Over 800 signatures (on September 18) to the appeal: is it a strong signal?
«Yes, it’s an important sign. Of course, not all 35 thousand Italian priests have signed. But the provocation has come. It is not a question of taking sides – this is a military logic – but of proposing a path of conciliation, of peace. To say no to genocide does not mean being against someone: it means being on the side of life, of the poor, of the innocent. And this is the vocation of the Gospel ».
She was present when Don Nandino Capovilla was rejected to Tel Aviv. What impression did you do it?
“He was a slap in the face. Don Nandino is not an extremist, but a priest who has been walking alongside the Palestinian people for years, who believes in dialogue. It was expelled only because Israel does not want witnesses. But if a priest annoys, it means that his presence is precious. We will continue to go, to bring solidarity to testify. They will not stop us with rejections ».
Many wonder: but what can ordinary citizens do? Pray only?
«Praying is fundamental, but that’s not enough. Prayer must become commitment. A ordinary person can get informed better, break the unique narrative that dominates the media. It can participate in events, sign appeals, economically support NGOs and associations that work in Palestine. He can write to his political representatives to ask for the stop to the sale of weapons in Israel. It can bring the theme to the parishes, to the communities. And then it can do a simple but decisive thing: don’t keep silent. Because, I repeat, Silence is complicity».
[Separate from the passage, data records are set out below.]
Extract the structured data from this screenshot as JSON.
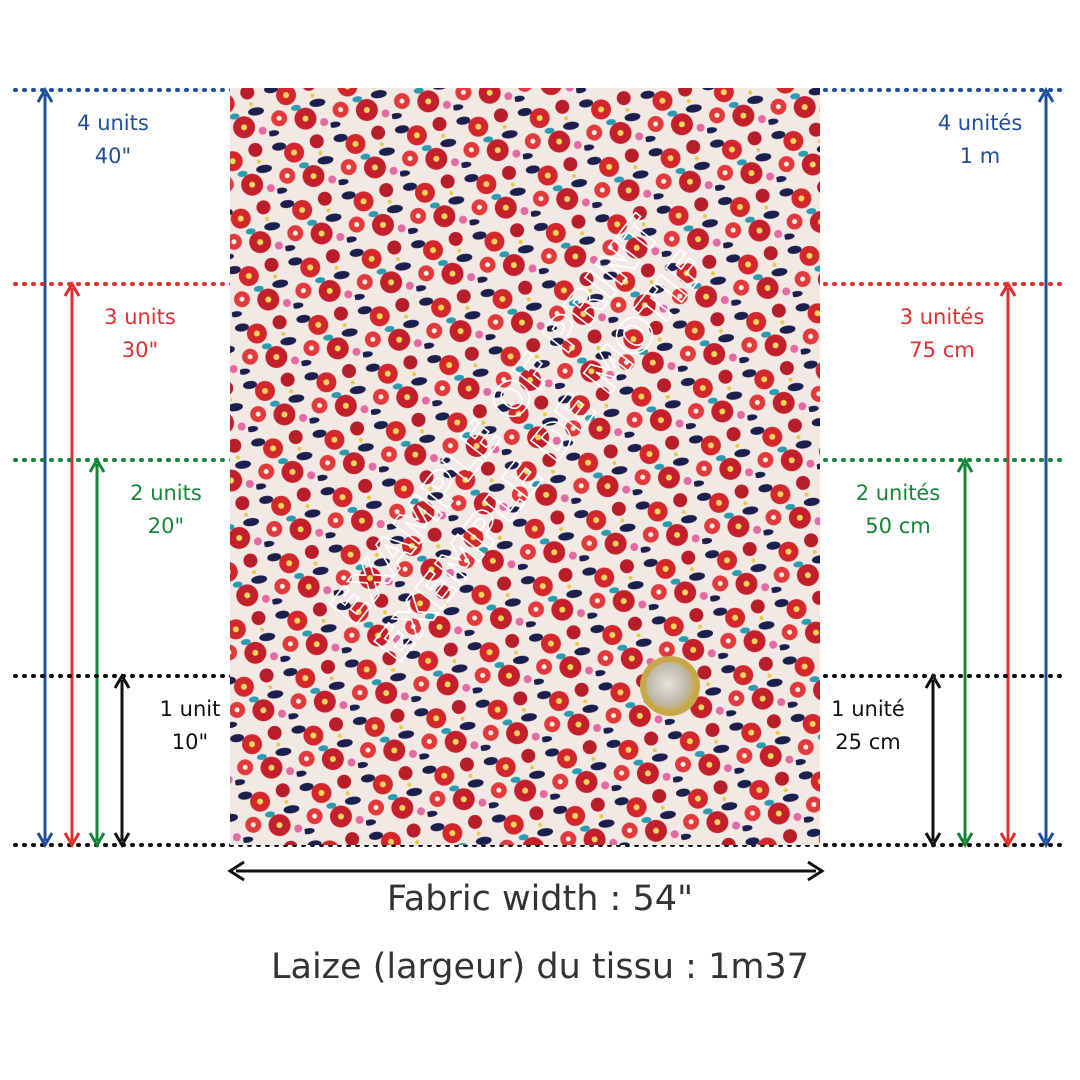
{
  "levels": [
    {
      "color": "#1f4e9c",
      "left": {
        "units": "4 units",
        "size": "40\""
      },
      "right": {
        "units": "4 unités",
        "size": "1 m"
      }
    },
    {
      "color": "#e0302e",
      "left": {
        "units": "3 units",
        "size": "30\""
      },
      "right": {
        "units": "3 unités",
        "size": "75 cm"
      }
    },
    {
      "color": "#17843a",
      "left": {
        "units": "2 units",
        "size": "20\""
      },
      "right": {
        "units": "2 unités",
        "size": "50 cm"
      }
    },
    {
      "color": "#111111",
      "left": {
        "units": "1 unit",
        "size": "10\""
      },
      "right": {
        "units": "1 unité",
        "size": "25 cm"
      }
    }
  ],
  "watermark": [
    "EXAMPLE OF PRINT",
    "EXEMPLE DE MOTIF"
  ],
  "width_en": "Fabric width : 54\"",
  "width_fr": "Laize (largeur) du tissu : 1m37"
}
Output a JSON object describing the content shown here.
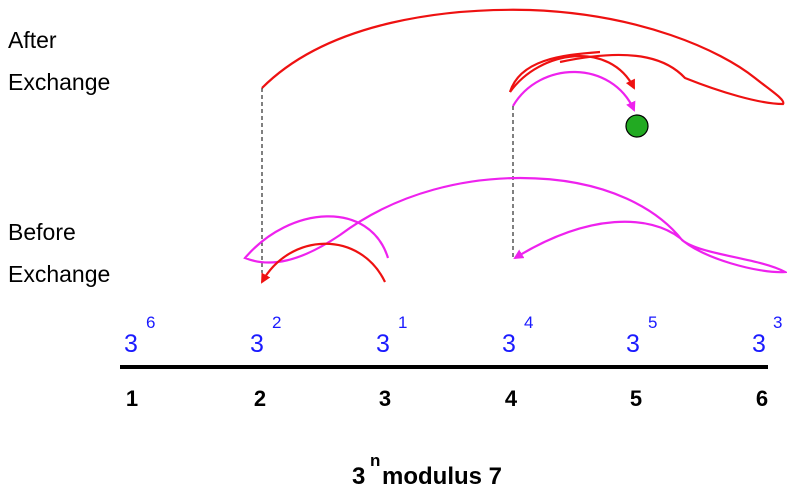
{
  "labels": {
    "after_line1": "After",
    "after_line2": "Exchange",
    "before_line1": "Before",
    "before_line2": "Exchange"
  },
  "axis": {
    "ticks": [
      "1",
      "2",
      "3",
      "4",
      "5",
      "6"
    ],
    "powers": [
      {
        "base": "3",
        "exp": "6"
      },
      {
        "base": "3",
        "exp": "2"
      },
      {
        "base": "3",
        "exp": "1"
      },
      {
        "base": "3",
        "exp": "4"
      },
      {
        "base": "3",
        "exp": "5"
      },
      {
        "base": "3",
        "exp": "3"
      }
    ]
  },
  "caption": {
    "base": "3",
    "exp": "n",
    "rest": "modulus 7"
  },
  "colors": {
    "red": "#ee1111",
    "magenta": "#ee22ee",
    "power_text": "#1a1aff",
    "marker": "#22aa22",
    "axis": "#000000"
  }
}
She spoke of a dream, evoking Martin Luther King. Which?
“Yes, I said publicly:” I have a dream. ” And it is that the Pope goes to Gaza. Think about what it would mean: the bishop of Rome who enters a destroyed city, which embraces the injured children, who prays with the Palestinian families. It would be a prophetic gesture, capable of shaking the world. A sign that peace is not utopia, but concrete choice. I don’t know if and when it happens, but I will continue to dream of it, because peace needs strong symbols. And a Pope in Gaza would change the story ».